The first thing to realise is that it’s not entirely clear that Einstein’s celebrity had much to do with the effect of the letter. At best, he was the messenger rather than the authority in the matter. As already mentioned, he had no real knowledge of the state of nuclear physics at the time, so he was merely relaying what Leo Szilard told him. The origins of the letter are messy, but it was Szilard who approached Alexander Sachs via a mutual friend. They discussed raising the issue with Roosevelt. Although Szilard had already discussed action with Einstein, it seems that the crucial intervention of Einstein’s name is that Sachs and Szilard agreed that it might help and hence he signed the letter. Just by himself and his other contacts, Szilard had got at least within one step away from the Oval Office. Sachs raising the issue might have been more than enough for Roosevelt to have paid it the attention he did at this stage (though he did reply to Einstein).
But altogether more significant is that Roosevelt actually did virtually nothing. In his defence, this was partly a result of how Szilard had framed the approach in terms of uranium supplies. Szilard himself was later to say that the US government did nothing significant until the UK raised the Frisch-Pieirls calculation - see his various recollections about their reaction in Leo Szilard: His Version of the Facts (MIT, 1978).
As for the fact that the US did a certain amount in response, that still probably didn’t cut the ultimate delivery times for the 1945 bombs. What’s impressive about the Manhattan Project from an admin perspective once it gets going is not that it was efficient, but that it was effective. Groves et al were prepared to vastly overspend and duplicate effort, if need be. In those circumstances, the limited progress that had already been made was almost completely irrelevant: if that hadn’t been done, they could simply spend more.

Although the suggestion that Mileva significantly contributed to her husband’s work evidently persists at some level within popular culture, it’s been over a decade since specialists in the history involved examined the evidence and found it entirely wanting. She probably was a valuable sounding board for his ideas, amongst others, but that was about it.
I’d even argue that it’s sad that a group of predominately Serbian nationalists have co-opted for their narrow ends the life of someone who was a pioneer in women obtaining entry into European scientific higher education.

I think the worst thing would be that when I wanted to make a sarcastic remark about someones intelligence I couldn’t say.

“Oh, nice going Einstein!!”

I’d miss that.

Agreed. The things he discovered would have been disclocsed sooner or later, probably sooner. The time was ripe.

Einstein’s papers were published 18 years after reports of the Michelson-Morley experiment, so apparently his ideas weren’t immediately obvious.

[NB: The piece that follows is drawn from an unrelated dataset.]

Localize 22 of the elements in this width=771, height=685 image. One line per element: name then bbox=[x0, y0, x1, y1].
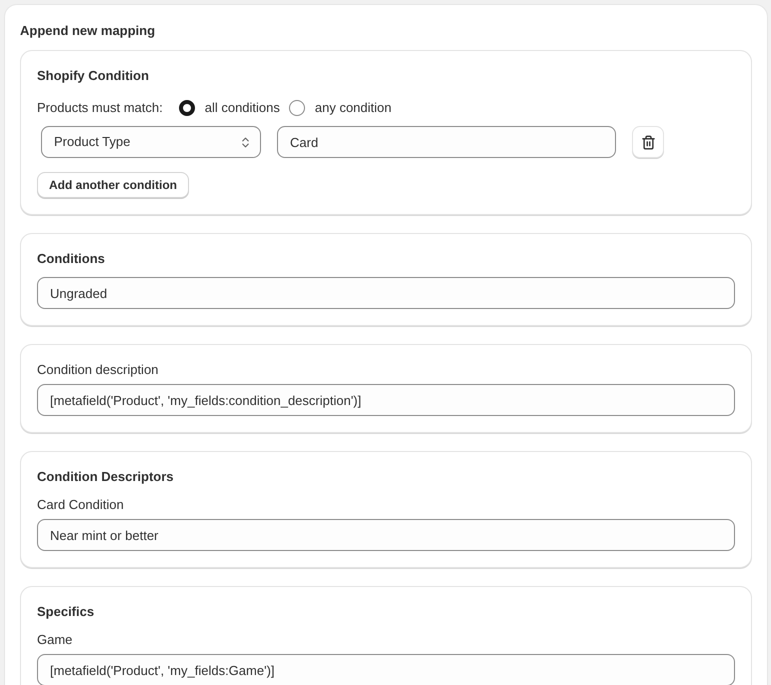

As I understand it, some of Einstein’s theories from 1905, especially those on the curvature of space-time, were inaccurate. Thing is, due to technology at the time, the only real way to test his theories from Earth was by detecting light rays during a solar eclipse. A widely available observable one wouldn’t happen for ~15 years during which time Einstein had the ability to go back through his calculations and make adjustments.

Now, let’s say Einstein didn’t exist and person X later came up with the original Einsteinian calculations but didn’t have time to revise them before testing. The viewed results would be quite different from the expected outcome. Not wrong per se, just inaccurate. How much longer would it have taken the scientific community to come to an agreement over person X’s theories? How would that affect scientific advancement? Just food for thought.